While for many individuals in the world, being a polymath (at least in the traditional sense) would be near impossible or simply undesirable, many of us certainly not only have the option, but crave new information and the ability to share it with others. To be an autodidact polymath is to be self-taught, and well-learned in many subjects.

Is it possible? 

Polymaths, also considered “Renaissance people,” have existed for centuries, most notably during the Renaissance.  As I specified earlier, acquiring education and information may be very difficult for some individuals, but for many of us who have attended public schooling and live in the United States or Europe, it is much more feasible. With the advent of education on the internet as well as public libraries, education is available at every turn for those of us who seek it. It would be very difficult for one to gain some tidbit of information, teach in it one location, and try to keep the information strictly between the teacher and students. Where there is someone eager to learn, somewhere else in the world is one who certifiably knows what you’re after and would be eager to teach you, often outside of a school setting. This seems especially true of those who teach dead languages. Albeit in this scenario, one might not consider it autodidactism.

Why?

The reasons behind a desire for information will inevitably vary from person to person. Personally, I am a generally curious individual always longing to know more about “how” and “why” things are the way they are. Aside from this, many topics I study play an important role in my everyday life, from things I might plan on doing, to spirituality -knowledge is a factor in all of it. Knowledge and understanding also affects how we handle situations and how we relate to others.

So, why not simply go to school for education? Well, you can. And most polymaths do or have gone to schools. However, the educational system emphasizes “preparing for a career” and therefore money-making more than it actually promotes a greater understanding of anything or genuine curiosity. There is also a plethora of information not typically taught in most public schools (the local schools in my area no longer teach evolution and have never taught sex ed, for example. Schools tend to only cover the basics of a limited number of topics, the bare minimum required to either get a job or get into college). Traditionally schooling may also be expensive. On top of these issues, information that is taught in public schools is not always correct and up-to-date. I have personally encountered many inadequate teachers who do not even have a basic understanding of what they teach, or cloud the learning environment with personal bias and opinions.

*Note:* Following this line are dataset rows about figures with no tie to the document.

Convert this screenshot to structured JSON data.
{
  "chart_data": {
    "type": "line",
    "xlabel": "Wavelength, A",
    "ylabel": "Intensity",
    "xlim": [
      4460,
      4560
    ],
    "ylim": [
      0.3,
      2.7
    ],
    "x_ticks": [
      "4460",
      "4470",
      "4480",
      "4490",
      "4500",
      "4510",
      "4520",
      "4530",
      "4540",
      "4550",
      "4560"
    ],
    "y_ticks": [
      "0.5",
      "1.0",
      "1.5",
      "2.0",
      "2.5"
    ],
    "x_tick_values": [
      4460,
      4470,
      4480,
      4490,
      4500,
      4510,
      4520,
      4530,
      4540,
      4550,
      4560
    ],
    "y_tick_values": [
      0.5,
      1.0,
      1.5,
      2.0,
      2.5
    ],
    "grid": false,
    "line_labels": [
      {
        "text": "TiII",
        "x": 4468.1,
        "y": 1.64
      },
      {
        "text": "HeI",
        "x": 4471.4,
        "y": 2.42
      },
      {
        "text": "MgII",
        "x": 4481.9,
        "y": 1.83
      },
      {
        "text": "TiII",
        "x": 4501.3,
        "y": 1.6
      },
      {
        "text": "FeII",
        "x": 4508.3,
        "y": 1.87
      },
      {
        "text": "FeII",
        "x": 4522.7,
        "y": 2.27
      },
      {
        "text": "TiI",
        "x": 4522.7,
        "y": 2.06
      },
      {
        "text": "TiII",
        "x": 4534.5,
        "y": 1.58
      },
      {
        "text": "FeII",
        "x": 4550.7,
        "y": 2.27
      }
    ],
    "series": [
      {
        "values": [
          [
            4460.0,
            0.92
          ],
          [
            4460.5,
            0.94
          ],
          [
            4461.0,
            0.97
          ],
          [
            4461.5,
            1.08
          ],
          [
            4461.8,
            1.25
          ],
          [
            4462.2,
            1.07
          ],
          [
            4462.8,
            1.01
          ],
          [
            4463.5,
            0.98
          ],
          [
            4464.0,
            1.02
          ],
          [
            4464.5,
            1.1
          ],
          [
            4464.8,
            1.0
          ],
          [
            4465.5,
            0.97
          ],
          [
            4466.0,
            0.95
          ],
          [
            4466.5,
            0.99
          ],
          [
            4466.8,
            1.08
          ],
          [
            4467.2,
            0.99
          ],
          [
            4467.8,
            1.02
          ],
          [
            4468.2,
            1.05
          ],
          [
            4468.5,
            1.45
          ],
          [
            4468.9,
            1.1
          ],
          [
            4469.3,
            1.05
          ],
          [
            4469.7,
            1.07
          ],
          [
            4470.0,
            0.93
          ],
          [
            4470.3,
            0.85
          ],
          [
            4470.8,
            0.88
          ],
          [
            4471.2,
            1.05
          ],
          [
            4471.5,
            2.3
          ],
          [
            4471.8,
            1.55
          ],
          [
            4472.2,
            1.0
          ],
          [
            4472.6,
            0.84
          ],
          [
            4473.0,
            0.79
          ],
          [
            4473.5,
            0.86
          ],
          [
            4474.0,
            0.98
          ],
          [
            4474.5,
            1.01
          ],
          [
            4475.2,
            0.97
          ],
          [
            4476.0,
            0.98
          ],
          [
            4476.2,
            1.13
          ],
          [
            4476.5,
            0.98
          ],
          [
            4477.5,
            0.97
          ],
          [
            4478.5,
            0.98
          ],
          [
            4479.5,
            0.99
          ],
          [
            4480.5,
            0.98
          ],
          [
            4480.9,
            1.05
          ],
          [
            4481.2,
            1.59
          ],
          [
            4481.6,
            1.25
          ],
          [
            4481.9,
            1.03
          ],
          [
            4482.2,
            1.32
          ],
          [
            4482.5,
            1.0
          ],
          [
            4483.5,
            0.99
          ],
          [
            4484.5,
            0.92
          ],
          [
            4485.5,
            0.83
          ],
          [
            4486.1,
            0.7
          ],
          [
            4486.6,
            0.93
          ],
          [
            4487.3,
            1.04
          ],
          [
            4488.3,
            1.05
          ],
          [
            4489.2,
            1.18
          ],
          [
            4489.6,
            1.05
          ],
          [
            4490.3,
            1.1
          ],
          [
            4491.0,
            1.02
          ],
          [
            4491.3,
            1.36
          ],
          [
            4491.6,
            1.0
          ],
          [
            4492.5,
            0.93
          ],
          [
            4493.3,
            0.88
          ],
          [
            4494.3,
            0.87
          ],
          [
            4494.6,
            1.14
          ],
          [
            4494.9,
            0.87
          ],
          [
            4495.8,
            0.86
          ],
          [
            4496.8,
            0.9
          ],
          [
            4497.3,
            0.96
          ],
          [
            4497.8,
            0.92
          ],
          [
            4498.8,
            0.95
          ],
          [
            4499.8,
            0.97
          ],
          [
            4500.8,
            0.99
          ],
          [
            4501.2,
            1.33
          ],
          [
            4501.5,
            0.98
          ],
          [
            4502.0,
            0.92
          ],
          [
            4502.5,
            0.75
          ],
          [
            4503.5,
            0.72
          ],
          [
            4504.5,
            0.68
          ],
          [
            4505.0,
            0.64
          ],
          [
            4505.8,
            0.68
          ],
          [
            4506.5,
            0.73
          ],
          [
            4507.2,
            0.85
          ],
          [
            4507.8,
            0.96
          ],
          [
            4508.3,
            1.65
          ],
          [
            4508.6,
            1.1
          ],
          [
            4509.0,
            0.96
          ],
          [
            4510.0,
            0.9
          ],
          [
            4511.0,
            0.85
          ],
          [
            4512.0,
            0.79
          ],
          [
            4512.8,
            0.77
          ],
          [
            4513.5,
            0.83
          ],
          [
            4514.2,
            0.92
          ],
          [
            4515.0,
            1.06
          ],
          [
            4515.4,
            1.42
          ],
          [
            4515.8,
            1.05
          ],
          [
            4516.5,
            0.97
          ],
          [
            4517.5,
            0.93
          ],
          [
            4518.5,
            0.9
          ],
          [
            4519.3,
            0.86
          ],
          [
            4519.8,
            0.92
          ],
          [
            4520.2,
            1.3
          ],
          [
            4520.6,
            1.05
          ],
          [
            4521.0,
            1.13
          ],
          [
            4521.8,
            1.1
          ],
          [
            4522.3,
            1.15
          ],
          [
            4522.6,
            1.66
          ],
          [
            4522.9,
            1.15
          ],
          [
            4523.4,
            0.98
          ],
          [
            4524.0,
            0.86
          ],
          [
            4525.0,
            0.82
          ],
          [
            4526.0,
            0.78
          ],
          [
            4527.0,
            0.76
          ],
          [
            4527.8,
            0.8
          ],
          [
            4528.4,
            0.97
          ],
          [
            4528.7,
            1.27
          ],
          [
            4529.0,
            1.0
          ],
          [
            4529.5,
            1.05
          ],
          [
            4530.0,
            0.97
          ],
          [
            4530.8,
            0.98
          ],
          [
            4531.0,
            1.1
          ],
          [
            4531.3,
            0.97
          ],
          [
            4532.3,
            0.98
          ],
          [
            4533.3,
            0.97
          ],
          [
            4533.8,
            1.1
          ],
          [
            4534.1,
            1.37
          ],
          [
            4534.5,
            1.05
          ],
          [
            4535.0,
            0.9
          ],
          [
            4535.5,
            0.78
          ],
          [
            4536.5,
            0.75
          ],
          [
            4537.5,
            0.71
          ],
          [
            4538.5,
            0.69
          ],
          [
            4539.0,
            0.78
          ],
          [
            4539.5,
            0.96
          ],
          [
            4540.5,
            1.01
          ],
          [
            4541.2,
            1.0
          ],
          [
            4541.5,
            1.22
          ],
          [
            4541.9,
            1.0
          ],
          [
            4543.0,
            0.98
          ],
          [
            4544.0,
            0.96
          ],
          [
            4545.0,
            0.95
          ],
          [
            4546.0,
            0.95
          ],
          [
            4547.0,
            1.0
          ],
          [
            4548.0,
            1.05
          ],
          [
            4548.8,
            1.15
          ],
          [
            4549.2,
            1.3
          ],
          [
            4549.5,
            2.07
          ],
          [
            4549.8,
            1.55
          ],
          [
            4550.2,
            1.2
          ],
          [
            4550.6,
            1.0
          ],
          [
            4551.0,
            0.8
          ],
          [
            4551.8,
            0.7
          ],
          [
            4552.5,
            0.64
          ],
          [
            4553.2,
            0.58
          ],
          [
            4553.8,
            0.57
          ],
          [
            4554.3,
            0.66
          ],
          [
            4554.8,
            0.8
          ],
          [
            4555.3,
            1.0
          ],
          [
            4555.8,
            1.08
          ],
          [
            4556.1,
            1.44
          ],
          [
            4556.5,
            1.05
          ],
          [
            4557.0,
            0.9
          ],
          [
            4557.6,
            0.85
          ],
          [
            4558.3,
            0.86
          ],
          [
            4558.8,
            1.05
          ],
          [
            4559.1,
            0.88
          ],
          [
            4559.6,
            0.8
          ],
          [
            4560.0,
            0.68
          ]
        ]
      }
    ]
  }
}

What to remember while learning:

  • Source validity: This is usually obvious, but if you want to have any reliability, you should be sure to learn using a variety of resources, and thoroughly investigate these resources. This may include checking dates of when the information was published, who wrote/claimed what (and whether this person is reliable), whether this information has been used or taught elsewhere, whether anything is left unaddressed, and whether any logical fallacies are present. Because being an autodidact polymath can cover a wide variety of topics, the potential sources of information will differ greatly and so will how each is checked for validity.
  • Experience: Depending on whatever it is you aim to learn or understand, it would help to apply the knowledge and therefore practice as you might in school. Hands-on experience can greatly increase your understanding of a topic. This may also be helpful with interactions with other people (for example, creating and solving a math problem, and presenting it to a mathematician to evaluate your work).
  • Humility: It is okay to have difficulty grasping certain subjects, and to need guidance. Furthermore, admitting you are wrong (if you are) will only allow you to improve yourself. No one understands everything perfectly. Mistakes are inevitable.
  • Keeping an open mind: It is improbable that anyone with a close-minded perspective when it comes to learning will truly be able to gain an adequate understanding of multiple topics. Keeping an open mind implies that you will be able to change your perspective when given new information. While doing research, you may learn that something you had been previously taught as fact is actually false. It also means accepting that knowledge is ever-increasing and things constantly change. What might have been “true” fifty years ago may not be “true” today.

Noteworthy autodidacts: Leonardo da Vinci, Benjamin Kidd, Keith Moon, Russel Crowe, Benjamin Franklin, Karl Marx, Steve Erwin, Hitler, Malcolm X, Wilbur Wright, Jean Prouve, Jacque Fresco, Kurt Cobain, Paul Gray, David Bowie, Gert Verhulst, Herman Melville, Nazir Naji, Gottfried Leibniz, Kato Lomb, Michael Faraday, Daniel Dennett, James Watt, and many more exist as well. Those italicized generally are or could be considered polymaths in addition to autodidacts. The list of those who are just polymaths is extensive as well.